Direktur Jenderal Pengelolaan Kelautan KKP, Koswara, mengatakan penanganan sampah yang sudah berada di laut jauh lebih sulit dan membutuhkan biaya yang besar. Selain itu, keberadaan sampah, termasuk mikroplastik, dapat mengancam kesehatan ekosistem laut dalam jangka panjang.
Untuk memperkuat upaya pencegahan, KKP telah menjalin kerja sama dengan Pemerintah Provinsi DKI Jakarta, Nusa Tenggara Timur, dan Bali guna meningkatkan pengelolaan sampah di daratan agar tidak berakhir di laut.
“Maka strategi kita dalam mengelola sampah supaya tidak masuk ke laut itu dilakukan dengan pencegahan. Kita harus bisa mengelola sampah di daerah masing-masing. Dan sampah ini persoalan serius yang harus ditangani secara bersama,” ujar Koswara di lokasi aksi bersih pantai yang digelar KKP bersama DANA Indonesia di Pantai Petitenget, Badung, Bali, dikutip dari siaran pers KKP, Kamis (18/6).
Secara nasional, KKP telah menginisiasi program Laut Sehat Bebas Sampah (Sebasah) sebagai bagian dari upaya mengurangi sampah laut.
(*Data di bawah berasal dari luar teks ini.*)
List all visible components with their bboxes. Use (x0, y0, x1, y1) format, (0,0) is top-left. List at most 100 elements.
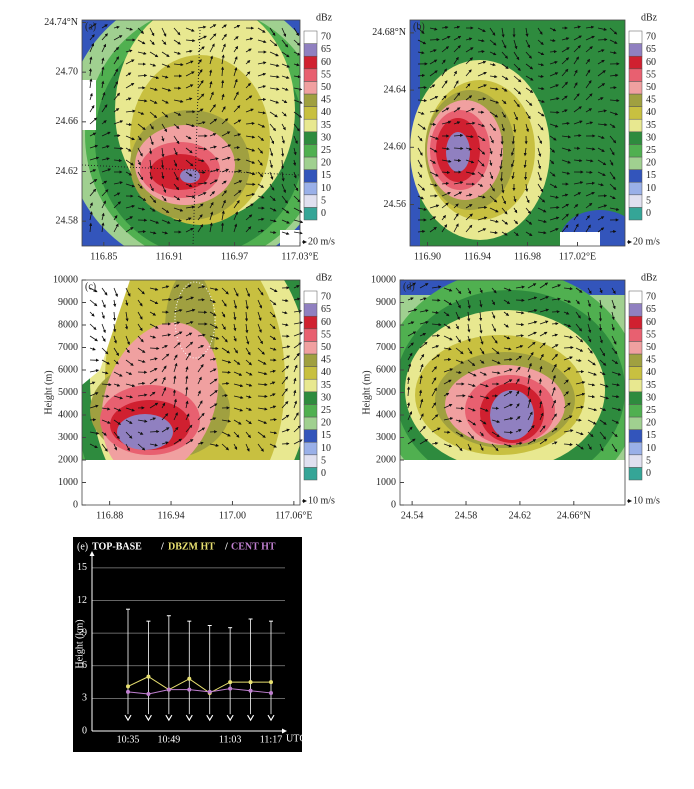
y-tick-label: 1000 (376, 477, 396, 488)
wind-arrow (221, 144, 232, 149)
wind-arrow (293, 377, 297, 385)
wind-arrow (441, 224, 448, 233)
wind-arrow (209, 80, 213, 89)
colorbar-box (303, 68, 318, 82)
wind-arrow (185, 147, 193, 154)
wind-arrow (609, 230, 617, 234)
colorbar-box (628, 391, 643, 405)
wind-arrow (503, 347, 512, 351)
wind-arrow (113, 92, 120, 101)
wind-arrow (233, 25, 241, 29)
wind-arrow (429, 183, 438, 187)
wind-arrow (563, 311, 570, 315)
colorbar-box (303, 207, 318, 221)
wind-arrow (185, 227, 194, 233)
wind-arrow (407, 342, 414, 349)
wind-arrow (233, 347, 238, 354)
wind-arrow (489, 183, 495, 192)
wind-arrow (549, 195, 559, 199)
colorbar-label: 55 (646, 69, 656, 80)
wind-arrow (609, 39, 618, 44)
wind-arrow (477, 27, 486, 32)
wind-arrow (431, 377, 437, 385)
wind-arrow (281, 51, 290, 58)
wind-arrow (209, 417, 217, 421)
wind-arrow (587, 311, 591, 322)
wind-arrow (281, 75, 290, 79)
wind-arrow (221, 199, 226, 209)
wind-arrow (161, 219, 171, 224)
base-arrow (206, 714, 214, 722)
wind-arrow (513, 123, 517, 133)
wind-arrow (149, 311, 157, 316)
wind-arrow (501, 27, 505, 38)
wind-arrow (525, 207, 532, 215)
colorbar-box (303, 404, 318, 418)
colorbar-box (628, 454, 643, 468)
x-tick-label: 116.98 (514, 251, 541, 262)
wind-arrow (125, 371, 133, 375)
wind-arrow (417, 183, 426, 191)
wind-arrow (443, 335, 453, 341)
wind-arrow (149, 207, 156, 212)
wind-arrow (293, 219, 304, 224)
wind-arrow (221, 190, 227, 197)
base-arrow (165, 714, 173, 722)
colorbar-label: 0 (321, 208, 326, 219)
wind-arrow (551, 441, 558, 445)
wind-arrow (161, 402, 166, 409)
series-point (126, 684, 130, 689)
wind-arrow (269, 195, 276, 202)
wind-arrow (245, 419, 252, 425)
colorbar-label: 45 (646, 355, 656, 366)
wind-arrow (209, 222, 213, 233)
wind-arrow (537, 135, 542, 145)
wind-arrow (609, 147, 615, 156)
wind-arrow (573, 192, 582, 197)
colorbar-box (628, 43, 643, 57)
wind-arrow (611, 335, 617, 345)
colorbar-box (628, 144, 643, 158)
wind-arrow (221, 168, 230, 173)
wind-arrow (197, 333, 206, 337)
wind-arrow (281, 376, 289, 385)
wind-arrow (477, 84, 487, 89)
wind-arrow (515, 441, 523, 445)
wind-arrow (149, 123, 154, 130)
panel-e: (e) TOP-BASE / DBZM HT / CENT HT03691215Heigh… (74, 541, 306, 745)
wind-arrow (477, 123, 486, 127)
wind-arrow (489, 39, 497, 46)
wind-arrow (419, 320, 429, 325)
wind-arrow (429, 171, 439, 177)
wind-arrow (611, 347, 618, 355)
wind-arrow (149, 75, 160, 80)
wind-arrow (113, 215, 118, 221)
wind-arrow (549, 110, 560, 114)
wind-arrow (563, 367, 571, 373)
series-point (207, 689, 212, 694)
wind-arrow (453, 70, 457, 77)
colorbar-label: 55 (646, 329, 656, 340)
wind-arrow (209, 211, 214, 221)
wind-arrow (513, 39, 518, 50)
wind-arrow (525, 183, 529, 192)
y-tick-label: 9000 (58, 297, 78, 308)
wind-arrow (587, 347, 593, 354)
wind-arrow (537, 99, 545, 103)
wind-arrow (125, 122, 133, 127)
colorbar-box (628, 156, 643, 170)
wind-arrow (501, 219, 509, 225)
wind-arrow (221, 419, 232, 423)
wind-arrow (537, 231, 547, 235)
wind-arrow (537, 51, 545, 56)
wind-arrow (161, 111, 169, 118)
wind-arrow (245, 431, 251, 439)
wind-arrow (501, 51, 509, 59)
wind-arrow (137, 381, 146, 386)
wind-arrow (101, 33, 108, 41)
wind-arrow (419, 353, 425, 361)
wind-arrow (429, 27, 438, 31)
wind-arrow (113, 35, 123, 41)
wind-arrow (513, 99, 520, 108)
wind-arrow (573, 223, 579, 233)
Program ini mengedepankan dua strategi utama, yakni mencegah sampah masuk ke laut dan menangani sampah yang sudah mencemari perairan.
BACA JUGA
- KLH Targetkan Penurunan Emisi Gas Rumah Kaca 28,18 Persen pada 2027
- PTBA Tingkatkan Cofiring Biomassa di PLTU Banko Barat untuk Dukung Dekarbonisasi
- Jakarta dan Singapura Perkuat Kolaborasi Pembangunan Kota Berkelanjutan
Untuk strategi pencegahan, KKP melakukan pemantauan pada empat titik utama, yaitu sungai yang bermuara ke laut, desa pesisir termasuk Kampung Nelayan Merah Putih, pulau-pulau kecil berpenduduk, serta pelabuhan dan aktivitas di laut.
Aksi bersih pantai di Pantai Petitenget yang melibatkan organisasi Seven Clean Seas juga diikuti ratusan peserta dari berbagai kalangan, mulai dari wisatawan, pelaku industri perhotelan, pelajar, hingga taruna dan taruni sekolah vokasi KKP.
Berbagai jenis sampah berhasil dikumpulkan dalam kegiatan tersebut, mulai dari plastik kemasan makanan, botol kaca, sampah organik, hingga puntung rokok.
Director of Communications DANA Indonesia, Olavina Harahap, mengatakan keterlibatan pihaknya merupakan bagian dari komitmen mendukung pengurangan sampah melalui edukasi dan aksi nyata.
“Ini bentuk komitmen kami. Sebelumnya kami sudah melakukan edukasi sampah melalui apps game yang sudah kami luncurkan, sekarang ini offlinenya melalui aksi bersih sampah berkolaborasi dengan KKP,” ujar Olavina.
Ia menambahkan bahwa persoalan sampah tidak hanya berdampak pada lingkungan, tetapi juga berpengaruh terhadap sektor ekonomi.
“Kami dapat informasi bahwa pencemaran sampah ini dapat membuat penghasilan nelayan berkurang sampai 30 persen. Ini tentu akan berpengaruh juga dengan ekonomi digital,” ungkapnya.
Sementara itu, Founder & CEO Seven Clean Seas, Tom Peacock-Nazil, menilai persoalan sampah membutuhkan solusi yang terintegrasi dan berjangka panjang agar tidak menimbulkan persoalan baru di masa depan.
“Saya sebenarnya mendukung pembangunan tempat pembuangan akhir (TPA) kedua. TPA itu dapat memberi kita waktu sekitar 10 tahun. Dalam waktu tersebut kita bisa membangun fasilitas waste-to-energy, menarik investasi, dan bekerja sama dengan PLN. Langkah-langkah tersebut dapat membantu menyelesaikan masalah ini,” ungkapnya.